We are still having errors

[Thu Mar 14 14:42:19 2019] mce: [Hardware Error]: Machine check events logged
[Thu Mar 14 14:42:19 2019] EDAC sbridge MC0: HANDLING MCE MEMORY ERROR
[Thu Mar 14 14:42:19 2019] EDAC sbridge MC0: CPU 0: Machine Check Event: 0 Bank 10: 8c000050000800c1
[Thu Mar 14 14:42:19 2019] EDAC sbridge MC0: TSC 0
[Thu Mar 14 14:42:19 2019] EDAC sbridge MC0: ADDR 4c68f4000
[Thu Mar 14 14:42:19 2019] EDAC sbridge MC0: MISC 90840800080208c
[Thu Mar 14 14:42:19 2019] EDAC sbridge MC0: PROCESSOR 0:306e4 TIME 1552574533 SOCKET 0 APIC 0
[Thu Mar 14 14:42:19 2019] EDAC MC0: 1 CE memory scrubbing error on CPU_SrcID#0_Ha#0_Chan#1_DIMM#0 (channel:1 slot:0 page:0x4c68f4 offset:0x0 grain:32 syndrome:0x0 -  area:DRAM err_code:0008:00c1 socket:0 ha:0 channel_mask:2 rank:1)
RobH claimed this task.Mar 14 2019, 5:08 PM

So this has a memory error and is out of warranty.

This means we should look at decommissioning this host and ordering a replacement.

@jijiki: So there isn't a entry for replacing these this fiscal, but we may be able to order anyhow.
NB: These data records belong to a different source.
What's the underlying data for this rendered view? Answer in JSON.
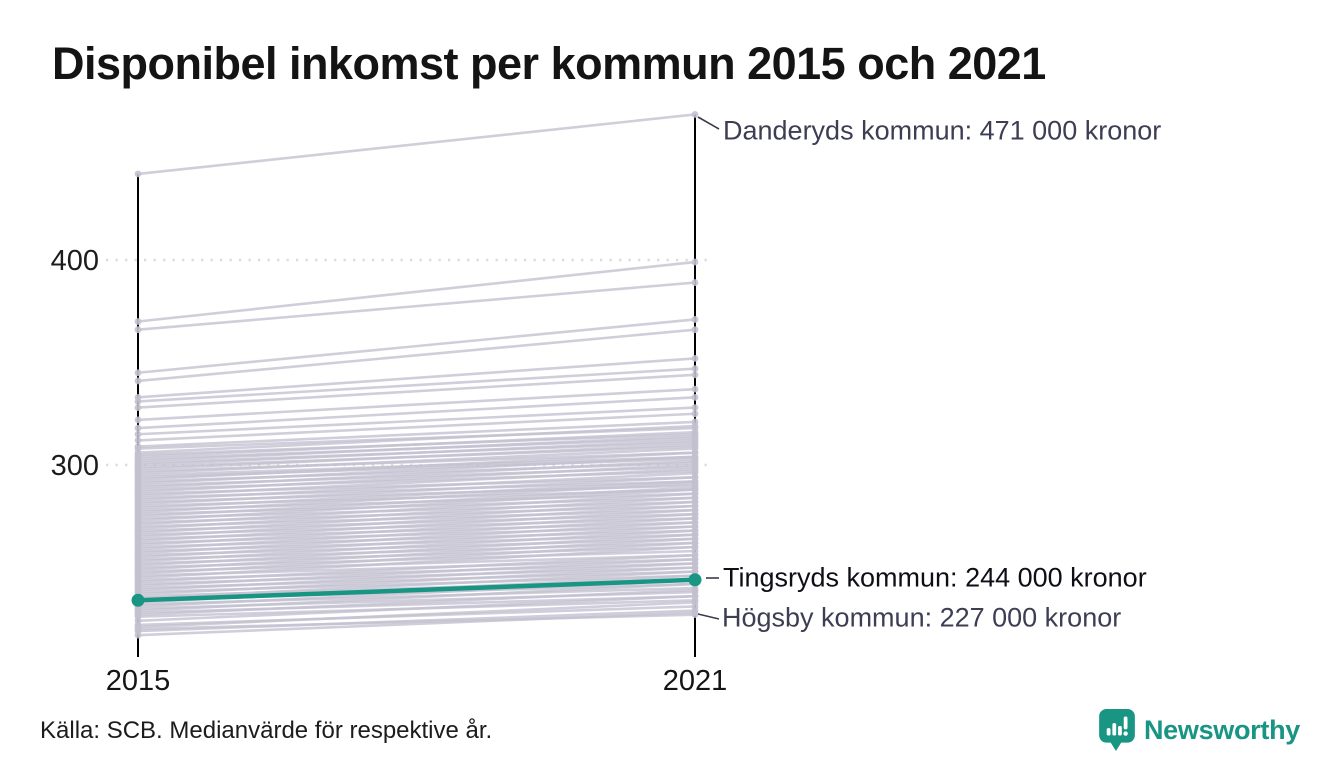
{
  "title": "Disponibel inkomst per kommun 2015 och 2021",
  "source": "Källa: SCB. Medianvärde för respektive år.",
  "branding": {
    "name": "Newsworthy",
    "icon": "speech-bubble-bar-chart-icon"
  },
  "colors": {
    "accent": "#189583",
    "line_gray": "#c3c0cf",
    "axis": "#000000",
    "grid": "#dcdcdc",
    "tick_text": "#1c1c1c",
    "annotation": "#3d3d53",
    "annotation_strong": "#0e0e16",
    "leader": "#3c3c4c"
  },
  "chart_data": {
    "type": "slope",
    "title": "Disponibel inkomst per kommun 2015 och 2021",
    "x_categories": [
      "2015",
      "2021"
    ],
    "unit": "tusental kronor",
    "yticks": [
      400,
      300
    ],
    "ylim": [
      209,
      475
    ],
    "grid": "dotted-horizontal",
    "legend_position": "none",
    "highlight": {
      "name": "Tingsryds kommun",
      "values": [
        234,
        244
      ]
    },
    "annotations": [
      {
        "label": "Danderyds kommun: 471 000 kronor",
        "kommun": "Danderyds kommun",
        "year": "2021",
        "value_thousands": 471
      },
      {
        "label": "Tingsryds kommun: 244 000 kronor",
        "kommun": "Tingsryds kommun",
        "year": "2021",
        "value_thousands": 244,
        "highlighted": true
      },
      {
        "label": "Högsby kommun: 227 000 kronor",
        "kommun": "Högsby kommun",
        "year": "2021",
        "value_thousands": 227
      }
    ],
    "background_lines": [
      [
        442,
        471
      ],
      [
        370,
        399
      ],
      [
        366,
        389
      ],
      [
        345,
        371
      ],
      [
        341,
        366
      ],
      [
        333,
        352
      ],
      [
        331,
        347
      ],
      [
        328,
        344
      ],
      [
        322,
        337
      ],
      [
        318,
        333
      ],
      [
        315,
        328
      ],
      [
        312,
        325
      ],
      [
        309,
        321
      ],
      [
        308,
        318
      ],
      [
        306,
        319
      ],
      [
        305,
        315
      ],
      [
        304,
        316
      ],
      [
        303,
        313
      ],
      [
        302,
        314
      ],
      [
        301,
        311
      ],
      [
        300,
        312
      ],
      [
        299,
        309
      ],
      [
        298,
        310
      ],
      [
        297,
        306
      ],
      [
        296,
        308
      ],
      [
        295,
        304
      ],
      [
        294,
        303
      ],
      [
        293,
        306
      ],
      [
        292,
        301
      ],
      [
        291,
        304
      ],
      [
        290,
        299
      ],
      [
        289,
        302
      ],
      [
        288,
        297
      ],
      [
        287,
        300
      ],
      [
        286,
        294
      ],
      [
        285,
        298
      ],
      [
        284,
        292
      ],
      [
        283,
        296
      ],
      [
        282,
        290
      ],
      [
        281,
        294
      ],
      [
        280,
        288
      ],
      [
        279,
        292
      ],
      [
        278,
        286
      ],
      [
        277,
        291
      ],
      [
        276,
        284
      ],
      [
        275,
        289
      ],
      [
        274,
        282
      ],
      [
        273,
        288
      ],
      [
        272,
        280
      ],
      [
        271,
        286
      ],
      [
        270,
        278
      ],
      [
        269,
        284
      ],
      [
        268,
        276
      ],
      [
        267,
        282
      ],
      [
        266,
        274
      ],
      [
        265,
        280
      ],
      [
        264,
        272
      ],
      [
        263,
        278
      ],
      [
        262,
        270
      ],
      [
        261,
        276
      ],
      [
        260,
        268
      ],
      [
        259,
        274
      ],
      [
        258,
        266
      ],
      [
        257,
        272
      ],
      [
        256,
        264
      ],
      [
        255,
        270
      ],
      [
        254,
        262
      ],
      [
        253,
        268
      ],
      [
        252,
        260
      ],
      [
        251,
        266
      ],
      [
        250,
        258
      ],
      [
        249,
        264
      ],
      [
        248,
        256
      ],
      [
        247,
        262
      ],
      [
        246,
        254
      ],
      [
        245,
        260
      ],
      [
        244,
        252
      ],
      [
        243,
        256
      ],
      [
        242,
        250
      ],
      [
        241,
        254
      ],
      [
        240,
        248
      ],
      [
        239,
        252
      ],
      [
        238,
        246
      ],
      [
        237,
        250
      ],
      [
        236,
        244
      ],
      [
        235,
        248
      ],
      [
        234,
        242
      ],
      [
        233,
        246
      ],
      [
        232,
        240
      ],
      [
        231,
        244
      ],
      [
        230,
        238
      ],
      [
        229,
        242
      ],
      [
        228,
        236
      ],
      [
        227,
        239
      ],
      [
        226,
        234
      ],
      [
        224,
        236
      ],
      [
        222,
        231
      ],
      [
        221,
        233
      ],
      [
        219,
        229
      ],
      [
        217,
        228
      ],
      [
        220,
        227
      ]
    ]
  }
}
I'll file a procurement task and add you to it shortly.

Dzahn added a subscriber: Dzahn.Apr 4 2019, 12:45 PM

fresh Icinga alert for this since about 23 hours

@RobH do we have an update?

jijiki moved this task from Backlog/Radar to St on the User-jijiki board.Apr 4 2019, 9:25 PM

Mentioned in SAL (#wikimedia-operations) [2019-04-05T07:34:16Z] <jijiki> Repooling thumbor1004 until we replace its memory - T215411

The server is out of warranty, can we get a replacement or use a spare replacement?

Dzahn added a comment.Apr 16 2019, 6:47 PM

The server is out of warranty, can we get a replacement or use a spare replacement?

Yes, per Robh:

So this has a memory error and is out of warranty.
This means we should look at decommissioning this host and ordering a replacement.

RobH mentioned this in Unknown Object (Task).Apr 16 2019, 6:52 PM
RobH added a subtask: Unknown Object (Task).
jijiki moved this task from Backlog to Doing on the Thumbor board.Jun 18 2019, 9:52 PM
jijiki moved this task from Doing to Next up on the serviceops board.Jun 24 2019, 3:40 PM
wiki_willy renamed this task from thumbor1004 memory errors to (OoW) thumbor1004 memory errors.Jul 2 2019, 9:43 PM
jijiki moved this task from Next up to Backlog on the serviceops board.Jul 5 2019, 9:27 AM
Cmjohnson closed this task as Declined.Jul 11 2019, 11:35 PM

Declining the task since the server is out of warranty.